John Preyer, chair of the UNC Board of Trustees, right, laughs with Michael Lombardi, football’s new general manager, after a press conference for new North Carolina head football coach Bill Belichick at the Loudermilk Center for Excellence at UNC in Chapel Hill, N.C., Thursday, Dec. 12, 2024.
John Preyer, chair of the UNC Board of Trustees, right, laughs with Michael Lombardi, football’s new general manager, after a press conference for new North Carolina head football coach Bill Belichick at the Loudermilk Center for Excellence at UNC in Chapel Hill, N.C., Thursday, Dec. 12, 2024. Ethan Hyman ehyman@newsobserver.com

Belichick and the December closed session

On Dec. 12, 2024, the Board held an emergency meeting and went into closed session for 41 minutes.
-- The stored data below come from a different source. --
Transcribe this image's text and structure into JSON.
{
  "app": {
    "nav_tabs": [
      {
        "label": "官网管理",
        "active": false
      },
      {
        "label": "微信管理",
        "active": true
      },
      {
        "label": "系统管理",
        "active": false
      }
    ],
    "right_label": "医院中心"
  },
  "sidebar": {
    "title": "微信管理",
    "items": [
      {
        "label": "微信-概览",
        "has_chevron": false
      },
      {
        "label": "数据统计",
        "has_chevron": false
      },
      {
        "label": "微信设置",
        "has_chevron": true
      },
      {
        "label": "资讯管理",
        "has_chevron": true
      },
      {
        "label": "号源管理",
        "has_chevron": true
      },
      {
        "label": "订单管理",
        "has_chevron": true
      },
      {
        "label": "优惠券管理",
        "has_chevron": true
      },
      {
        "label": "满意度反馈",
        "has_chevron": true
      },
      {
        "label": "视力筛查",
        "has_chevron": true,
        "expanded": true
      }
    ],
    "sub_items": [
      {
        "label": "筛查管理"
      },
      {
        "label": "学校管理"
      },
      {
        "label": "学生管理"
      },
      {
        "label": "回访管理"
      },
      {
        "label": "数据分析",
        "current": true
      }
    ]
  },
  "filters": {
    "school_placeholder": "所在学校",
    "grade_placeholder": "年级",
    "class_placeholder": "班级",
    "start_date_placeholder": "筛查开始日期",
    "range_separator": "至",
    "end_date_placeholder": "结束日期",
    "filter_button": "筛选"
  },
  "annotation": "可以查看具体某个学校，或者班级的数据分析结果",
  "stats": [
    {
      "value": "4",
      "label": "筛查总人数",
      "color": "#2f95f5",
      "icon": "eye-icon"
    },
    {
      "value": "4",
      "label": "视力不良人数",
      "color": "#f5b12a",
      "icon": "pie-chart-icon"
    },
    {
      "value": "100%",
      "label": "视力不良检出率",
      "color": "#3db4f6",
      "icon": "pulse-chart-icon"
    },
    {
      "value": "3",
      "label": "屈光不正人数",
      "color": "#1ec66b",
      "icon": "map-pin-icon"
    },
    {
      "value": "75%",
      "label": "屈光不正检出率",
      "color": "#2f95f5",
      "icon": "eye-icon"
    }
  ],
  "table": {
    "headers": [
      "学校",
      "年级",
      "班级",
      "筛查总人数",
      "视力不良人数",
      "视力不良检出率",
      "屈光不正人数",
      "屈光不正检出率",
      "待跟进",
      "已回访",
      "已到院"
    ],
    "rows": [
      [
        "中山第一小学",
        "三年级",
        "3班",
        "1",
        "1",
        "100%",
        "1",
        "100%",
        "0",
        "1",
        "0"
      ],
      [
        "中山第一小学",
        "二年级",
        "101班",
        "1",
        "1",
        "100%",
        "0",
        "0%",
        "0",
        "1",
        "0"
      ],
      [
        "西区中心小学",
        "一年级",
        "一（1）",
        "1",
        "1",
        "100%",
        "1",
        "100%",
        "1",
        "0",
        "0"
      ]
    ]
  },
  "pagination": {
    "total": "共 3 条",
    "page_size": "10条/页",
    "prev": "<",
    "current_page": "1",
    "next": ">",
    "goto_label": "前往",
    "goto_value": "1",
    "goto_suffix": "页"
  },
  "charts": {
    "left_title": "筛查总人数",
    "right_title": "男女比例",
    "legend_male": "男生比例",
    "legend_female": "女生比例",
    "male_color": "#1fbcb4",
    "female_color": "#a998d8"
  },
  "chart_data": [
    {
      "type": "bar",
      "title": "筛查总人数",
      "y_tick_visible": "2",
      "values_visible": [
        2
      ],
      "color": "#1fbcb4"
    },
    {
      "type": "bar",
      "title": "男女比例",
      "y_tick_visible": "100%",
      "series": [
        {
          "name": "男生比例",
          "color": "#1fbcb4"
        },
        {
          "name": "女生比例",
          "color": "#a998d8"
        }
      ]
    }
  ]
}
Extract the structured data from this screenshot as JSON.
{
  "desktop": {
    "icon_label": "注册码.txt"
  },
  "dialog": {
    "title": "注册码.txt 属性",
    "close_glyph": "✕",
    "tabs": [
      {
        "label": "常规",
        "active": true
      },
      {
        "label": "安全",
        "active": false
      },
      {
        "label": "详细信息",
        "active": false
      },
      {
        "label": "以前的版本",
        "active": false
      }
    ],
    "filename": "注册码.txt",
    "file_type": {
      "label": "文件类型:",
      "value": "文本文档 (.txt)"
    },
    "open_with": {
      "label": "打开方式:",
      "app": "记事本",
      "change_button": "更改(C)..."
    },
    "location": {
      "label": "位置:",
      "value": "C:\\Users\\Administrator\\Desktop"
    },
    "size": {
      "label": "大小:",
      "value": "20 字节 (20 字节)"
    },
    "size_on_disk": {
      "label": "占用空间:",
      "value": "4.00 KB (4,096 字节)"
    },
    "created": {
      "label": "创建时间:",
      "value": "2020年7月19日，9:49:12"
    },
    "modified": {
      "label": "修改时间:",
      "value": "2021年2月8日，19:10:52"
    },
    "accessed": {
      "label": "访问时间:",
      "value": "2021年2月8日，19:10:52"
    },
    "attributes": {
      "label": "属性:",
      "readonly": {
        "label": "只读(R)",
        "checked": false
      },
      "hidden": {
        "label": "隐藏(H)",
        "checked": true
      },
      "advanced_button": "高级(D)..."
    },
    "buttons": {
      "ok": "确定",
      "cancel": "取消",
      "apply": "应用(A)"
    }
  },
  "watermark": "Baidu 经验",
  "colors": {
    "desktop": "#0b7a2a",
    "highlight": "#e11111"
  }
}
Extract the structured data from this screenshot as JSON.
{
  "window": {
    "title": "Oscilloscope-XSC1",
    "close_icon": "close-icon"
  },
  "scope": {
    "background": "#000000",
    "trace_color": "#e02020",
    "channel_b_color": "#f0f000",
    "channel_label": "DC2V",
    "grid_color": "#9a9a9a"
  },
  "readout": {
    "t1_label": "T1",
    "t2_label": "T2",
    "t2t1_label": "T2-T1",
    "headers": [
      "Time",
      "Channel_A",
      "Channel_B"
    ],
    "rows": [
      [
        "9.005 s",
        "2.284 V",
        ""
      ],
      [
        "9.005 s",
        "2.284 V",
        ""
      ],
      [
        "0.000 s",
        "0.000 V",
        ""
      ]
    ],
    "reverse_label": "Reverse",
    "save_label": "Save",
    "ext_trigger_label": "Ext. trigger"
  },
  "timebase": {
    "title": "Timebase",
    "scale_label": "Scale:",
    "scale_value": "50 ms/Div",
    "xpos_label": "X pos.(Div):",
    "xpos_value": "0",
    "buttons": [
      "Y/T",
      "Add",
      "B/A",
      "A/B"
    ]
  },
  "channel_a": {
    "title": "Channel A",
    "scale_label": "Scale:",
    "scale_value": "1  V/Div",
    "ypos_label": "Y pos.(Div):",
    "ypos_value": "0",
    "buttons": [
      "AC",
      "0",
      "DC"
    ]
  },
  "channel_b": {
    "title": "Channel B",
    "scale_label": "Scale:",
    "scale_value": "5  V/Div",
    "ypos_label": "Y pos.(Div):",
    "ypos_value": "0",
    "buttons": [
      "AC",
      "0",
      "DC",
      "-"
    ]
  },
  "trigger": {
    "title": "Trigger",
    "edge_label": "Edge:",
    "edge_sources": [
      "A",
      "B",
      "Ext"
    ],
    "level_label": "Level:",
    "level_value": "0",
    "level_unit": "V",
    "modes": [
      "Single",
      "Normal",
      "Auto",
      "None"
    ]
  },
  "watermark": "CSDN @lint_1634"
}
After emerging from closed session, the Board approved the hire of Belichick, as well as UNC women’s soccer head coach Damon Nahas.

The hiring of Belichick, as emphasized in Clemens’ lawsuit, included a multi-year, multi-million-dollar commitment with additional compensation obligations for Belichick’s sons (defensive coordinator Steve Belichick and defensive backs coach Brian Belichick) and expanded staff. That placed the “total exposure well into the tens of millions over five years.”

The lawsuit paints Belichick’s hiring terms, as well various past tenure matters, as policy issues pertaining to systemic costs that belong in open session.

New North Carolina head football coach Bill Belichick listens to a question during a press conference announcing his hiring at the Loudermilk Center for Excellence at UNC in Chapel Hill, N.C., Thursday, Dec. 12, 2024. UNC Chancellor Lee Roberts sits to the left and AD Bubba Cunningham sits to the right.
New North Carolina head football coach Bill Belichick listens to a question during a press conference announcing his hiring at the Loudermilk Center for Excellence at UNC in Chapel Hill, N.C., Thursday, Dec. 12, 2024. UNC Chancellor Lee Roberts sits to the left and AD Bubba Cunningham sits to the right. Ethan Hyman ehyman@newsobserver.com

Instead, the Board returned to open session on Dec. 12 for a matter of seconds for a “rubber-stamp vote,” the lawsuit states.

The Board’s use of the personnel exemption to shield policy deliberations from public view not only violates North Carolina’s open-meetings and public-records laws, the lawsuit states, but also “the fundamental principle that public business must be conducted in public.”